Second, real yields fell. The Federal Reserve cut rates three times in 2025, bringing the fed funds rate to 3.50%-3.75%. With inflation still above 2%, real returns on cash and bonds compressed. Gold, which pays no income, becomes more attractive when the opportunity cost of holding it shrinks.
Third, geopolitical risk remained elevated. Tensions in the Middle East, uncertainty around U.S. trade policy, and ongoing friction between major powers kept safe-haven flows elevated. Gold has always been the asset of last resort, and 2025 gave investors reasons to seek it.
China's Role
Chinese buyers played an outsized role.
Retail demand for gold in China surged as property markets struggled and equities disappointed. Chinese consumers turned to gold as a store of value when other options looked worse.
The Shanghai Gold Exchange saw record volumes in several months. Premium prices in China relative to London signaled intense local demand.
This wasn't just jewelry buying. Chinese investors accumulated gold ETFs, coins, and bars at a pace not seen since the early 2010s.
The Dollar Paradox
Gold rallied despite a relatively firm dollar.
The DXY index ended the year roughly flat after volatile swings. Conventional wisdom holds that gold and the dollar move inversely—when one rises, the other falls.
But 2025 broke that pattern. Both gold and the dollar held their ground, suggesting the drivers were more complex than simple currency mechanics.
The explanation lies in gold's dual role. It's both an anti-dollar asset and a safe haven. This year, safe-haven demand dominated.
Mining Stocks Lagged
Gold equities didn't keep pace with the metal.
The VanEck Gold Miners ETF gained roughly 35% in 2025—strong in absolute terms but well below gold's 66% advance. The typical mining stock amplifies gold moves, so underperformance stands out.
Rising costs hurt. Labor, energy, and equipment expenses climbed faster than gold prices for much of the year. Margins improved in the fourth quarter as gold accelerated, but full-year results disappointed.
Some analysts argue miners remain undervalued relative to bullion. If gold holds these levels, mining stocks could catch up in 2026.
What the Skeptics Say
Not everyone is convinced the rally has legs.
Bears point to the speed of the move. A 66% gain in a single year creates technical conditions ripe for pullback. Gold hasn't sustained this kind of momentum historically.

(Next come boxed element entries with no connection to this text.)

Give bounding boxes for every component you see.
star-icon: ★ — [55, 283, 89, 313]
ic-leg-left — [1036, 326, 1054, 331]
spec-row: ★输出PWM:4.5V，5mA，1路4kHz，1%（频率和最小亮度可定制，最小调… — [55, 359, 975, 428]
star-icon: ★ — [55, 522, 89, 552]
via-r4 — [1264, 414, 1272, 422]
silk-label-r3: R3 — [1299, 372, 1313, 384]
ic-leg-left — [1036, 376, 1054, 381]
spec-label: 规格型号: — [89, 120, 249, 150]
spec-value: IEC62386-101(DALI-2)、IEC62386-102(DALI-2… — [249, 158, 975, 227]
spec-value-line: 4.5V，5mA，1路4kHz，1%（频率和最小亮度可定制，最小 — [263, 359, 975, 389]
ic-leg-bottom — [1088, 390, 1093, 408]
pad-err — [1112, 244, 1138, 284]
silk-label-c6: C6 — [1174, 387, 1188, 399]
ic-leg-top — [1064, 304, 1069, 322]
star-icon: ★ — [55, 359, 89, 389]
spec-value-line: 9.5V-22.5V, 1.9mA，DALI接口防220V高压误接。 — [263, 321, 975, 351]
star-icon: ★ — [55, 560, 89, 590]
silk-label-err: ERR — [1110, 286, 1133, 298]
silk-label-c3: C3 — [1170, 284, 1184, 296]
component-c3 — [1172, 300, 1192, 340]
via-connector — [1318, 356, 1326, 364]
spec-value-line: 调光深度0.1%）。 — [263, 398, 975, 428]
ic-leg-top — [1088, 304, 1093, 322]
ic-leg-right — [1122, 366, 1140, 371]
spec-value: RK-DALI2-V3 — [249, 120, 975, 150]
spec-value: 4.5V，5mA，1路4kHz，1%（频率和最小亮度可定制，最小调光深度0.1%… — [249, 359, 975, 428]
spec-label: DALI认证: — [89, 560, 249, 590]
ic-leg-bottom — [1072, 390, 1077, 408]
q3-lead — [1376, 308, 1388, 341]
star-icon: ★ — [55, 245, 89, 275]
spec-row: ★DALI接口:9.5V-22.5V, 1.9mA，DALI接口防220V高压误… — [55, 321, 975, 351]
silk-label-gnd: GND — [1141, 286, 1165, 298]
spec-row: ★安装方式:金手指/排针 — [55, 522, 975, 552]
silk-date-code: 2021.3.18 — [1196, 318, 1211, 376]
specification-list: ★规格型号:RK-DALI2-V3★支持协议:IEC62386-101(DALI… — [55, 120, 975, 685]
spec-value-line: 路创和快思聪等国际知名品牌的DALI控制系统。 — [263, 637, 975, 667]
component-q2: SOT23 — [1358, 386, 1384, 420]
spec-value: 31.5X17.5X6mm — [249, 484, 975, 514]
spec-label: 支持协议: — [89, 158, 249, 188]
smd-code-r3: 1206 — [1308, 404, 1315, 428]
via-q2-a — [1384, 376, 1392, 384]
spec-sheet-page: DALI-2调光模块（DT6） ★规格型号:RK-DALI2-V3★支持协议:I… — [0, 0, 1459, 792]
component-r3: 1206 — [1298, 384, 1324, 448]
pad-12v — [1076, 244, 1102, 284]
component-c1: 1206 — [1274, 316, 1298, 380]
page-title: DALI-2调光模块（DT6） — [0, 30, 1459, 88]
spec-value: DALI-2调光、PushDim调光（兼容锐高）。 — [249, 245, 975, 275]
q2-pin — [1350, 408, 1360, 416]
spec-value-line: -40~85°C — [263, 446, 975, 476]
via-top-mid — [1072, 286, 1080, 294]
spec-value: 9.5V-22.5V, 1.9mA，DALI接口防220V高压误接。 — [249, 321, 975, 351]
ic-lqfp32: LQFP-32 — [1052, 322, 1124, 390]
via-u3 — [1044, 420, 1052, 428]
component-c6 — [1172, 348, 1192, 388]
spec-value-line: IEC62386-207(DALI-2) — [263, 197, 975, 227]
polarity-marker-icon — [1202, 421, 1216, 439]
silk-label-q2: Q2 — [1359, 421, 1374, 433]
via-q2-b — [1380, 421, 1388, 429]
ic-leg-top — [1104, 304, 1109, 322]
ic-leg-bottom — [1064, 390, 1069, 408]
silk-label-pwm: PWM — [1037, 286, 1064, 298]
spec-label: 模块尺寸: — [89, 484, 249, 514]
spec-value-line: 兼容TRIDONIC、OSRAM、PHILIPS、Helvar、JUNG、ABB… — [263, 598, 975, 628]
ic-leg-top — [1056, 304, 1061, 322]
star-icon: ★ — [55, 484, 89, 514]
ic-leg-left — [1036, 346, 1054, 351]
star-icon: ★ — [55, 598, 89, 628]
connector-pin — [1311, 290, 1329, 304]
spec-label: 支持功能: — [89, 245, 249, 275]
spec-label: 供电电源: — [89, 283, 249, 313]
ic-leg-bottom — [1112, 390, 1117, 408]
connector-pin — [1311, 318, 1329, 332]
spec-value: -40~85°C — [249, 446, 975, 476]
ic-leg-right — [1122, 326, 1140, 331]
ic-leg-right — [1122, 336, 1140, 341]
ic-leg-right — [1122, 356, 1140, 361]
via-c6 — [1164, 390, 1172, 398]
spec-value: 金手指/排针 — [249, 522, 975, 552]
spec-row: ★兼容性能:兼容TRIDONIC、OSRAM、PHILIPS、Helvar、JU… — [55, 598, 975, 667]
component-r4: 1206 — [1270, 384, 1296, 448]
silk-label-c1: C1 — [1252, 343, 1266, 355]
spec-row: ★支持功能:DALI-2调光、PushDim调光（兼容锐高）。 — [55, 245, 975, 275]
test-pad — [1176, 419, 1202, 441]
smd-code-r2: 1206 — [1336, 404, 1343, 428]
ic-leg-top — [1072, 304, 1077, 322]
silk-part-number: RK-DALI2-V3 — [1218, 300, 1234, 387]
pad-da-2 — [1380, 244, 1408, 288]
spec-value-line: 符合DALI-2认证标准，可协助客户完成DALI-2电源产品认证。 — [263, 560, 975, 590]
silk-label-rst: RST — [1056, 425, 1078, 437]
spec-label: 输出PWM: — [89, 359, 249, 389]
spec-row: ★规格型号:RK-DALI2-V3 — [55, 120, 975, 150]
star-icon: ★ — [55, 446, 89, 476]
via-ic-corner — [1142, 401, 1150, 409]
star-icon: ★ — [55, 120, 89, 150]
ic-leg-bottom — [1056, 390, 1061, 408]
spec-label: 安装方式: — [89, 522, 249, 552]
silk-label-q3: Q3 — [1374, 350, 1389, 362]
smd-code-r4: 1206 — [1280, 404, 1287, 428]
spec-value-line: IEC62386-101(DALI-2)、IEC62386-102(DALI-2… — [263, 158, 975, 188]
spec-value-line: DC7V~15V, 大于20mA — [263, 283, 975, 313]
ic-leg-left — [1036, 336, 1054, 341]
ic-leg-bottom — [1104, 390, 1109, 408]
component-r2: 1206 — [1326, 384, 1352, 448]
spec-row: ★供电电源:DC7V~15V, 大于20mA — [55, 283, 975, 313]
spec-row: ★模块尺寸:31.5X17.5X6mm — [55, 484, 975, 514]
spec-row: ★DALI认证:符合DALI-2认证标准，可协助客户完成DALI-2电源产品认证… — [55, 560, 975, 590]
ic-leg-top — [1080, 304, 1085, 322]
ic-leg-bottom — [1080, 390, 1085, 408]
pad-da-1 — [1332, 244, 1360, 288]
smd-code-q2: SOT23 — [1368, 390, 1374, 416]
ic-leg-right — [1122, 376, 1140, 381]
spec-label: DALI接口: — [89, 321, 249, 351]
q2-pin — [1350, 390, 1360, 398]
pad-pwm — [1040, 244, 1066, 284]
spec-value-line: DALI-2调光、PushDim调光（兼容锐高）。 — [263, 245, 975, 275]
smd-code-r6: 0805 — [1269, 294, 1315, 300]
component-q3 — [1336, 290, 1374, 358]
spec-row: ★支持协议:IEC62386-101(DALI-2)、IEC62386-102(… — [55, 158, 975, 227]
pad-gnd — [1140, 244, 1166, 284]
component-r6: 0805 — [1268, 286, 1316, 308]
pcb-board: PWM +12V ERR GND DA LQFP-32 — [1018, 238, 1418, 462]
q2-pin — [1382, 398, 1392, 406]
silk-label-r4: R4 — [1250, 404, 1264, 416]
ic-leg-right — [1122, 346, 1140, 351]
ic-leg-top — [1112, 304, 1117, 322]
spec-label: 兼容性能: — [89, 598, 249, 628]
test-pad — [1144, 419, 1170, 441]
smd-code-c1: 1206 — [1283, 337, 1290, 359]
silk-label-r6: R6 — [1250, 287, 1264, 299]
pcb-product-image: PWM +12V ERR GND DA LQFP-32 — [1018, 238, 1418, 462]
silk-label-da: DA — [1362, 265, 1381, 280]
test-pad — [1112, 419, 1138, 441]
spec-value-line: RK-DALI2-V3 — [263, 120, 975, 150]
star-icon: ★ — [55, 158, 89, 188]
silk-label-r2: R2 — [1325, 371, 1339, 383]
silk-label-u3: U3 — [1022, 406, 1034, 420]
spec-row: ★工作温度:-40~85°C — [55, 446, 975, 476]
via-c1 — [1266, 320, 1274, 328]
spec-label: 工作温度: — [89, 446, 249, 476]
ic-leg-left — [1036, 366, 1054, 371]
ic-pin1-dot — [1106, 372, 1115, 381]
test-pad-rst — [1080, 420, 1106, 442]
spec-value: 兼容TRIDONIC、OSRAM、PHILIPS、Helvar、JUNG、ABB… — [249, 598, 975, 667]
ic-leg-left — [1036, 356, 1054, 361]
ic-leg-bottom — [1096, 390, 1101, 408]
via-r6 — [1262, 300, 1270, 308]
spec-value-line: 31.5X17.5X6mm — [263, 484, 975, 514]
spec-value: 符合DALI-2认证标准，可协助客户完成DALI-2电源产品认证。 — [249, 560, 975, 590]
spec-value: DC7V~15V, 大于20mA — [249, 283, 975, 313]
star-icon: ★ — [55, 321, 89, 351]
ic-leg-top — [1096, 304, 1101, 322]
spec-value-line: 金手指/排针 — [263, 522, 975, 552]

The Fed could also disappoint. If inflation reaccelerates, forcing rate hikes in 2026, real yields would rise and gold would face headwinds.
And if geopolitical tensions ease—a big if—safe-haven demand could moderate.
2026 Outlook
Wall Street's gold forecasts vary widely.
Bulls target $5,000 or higher, citing continued central bank buying, potential dollar weakness if the Fed cuts further, and structural demand from emerging markets.
More cautious analysts see consolidation around $4,000-$4,500, arguing that much of the bullish case is already priced in.
The consensus, to the extent one exists, expects gold to outperform cash and bonds but perhaps not repeat 2025's extraordinary gains.
The Comparison to 1979
Gold's last 60%-plus year came during a very different environment.
In 1979, inflation was running near 13%. The Fed was about to embark on aggressive tightening under Volcker. The Iranian hostage crisis had just begun.
Today's backdrop is calmer. Inflation has fallen from its 2022 peaks. The Fed is cutting, not hiking. Yet gold has rallied anyway.
That suggests the metal's role is evolving. It's not just an inflation hedge anymore—it's a bet on monetary uncertainty, geopolitical instability, and the long-term trajectory of fiat currencies.
Gold's best year in nearly half a century sends a message. Investors want protection, and they're willing to pay for it.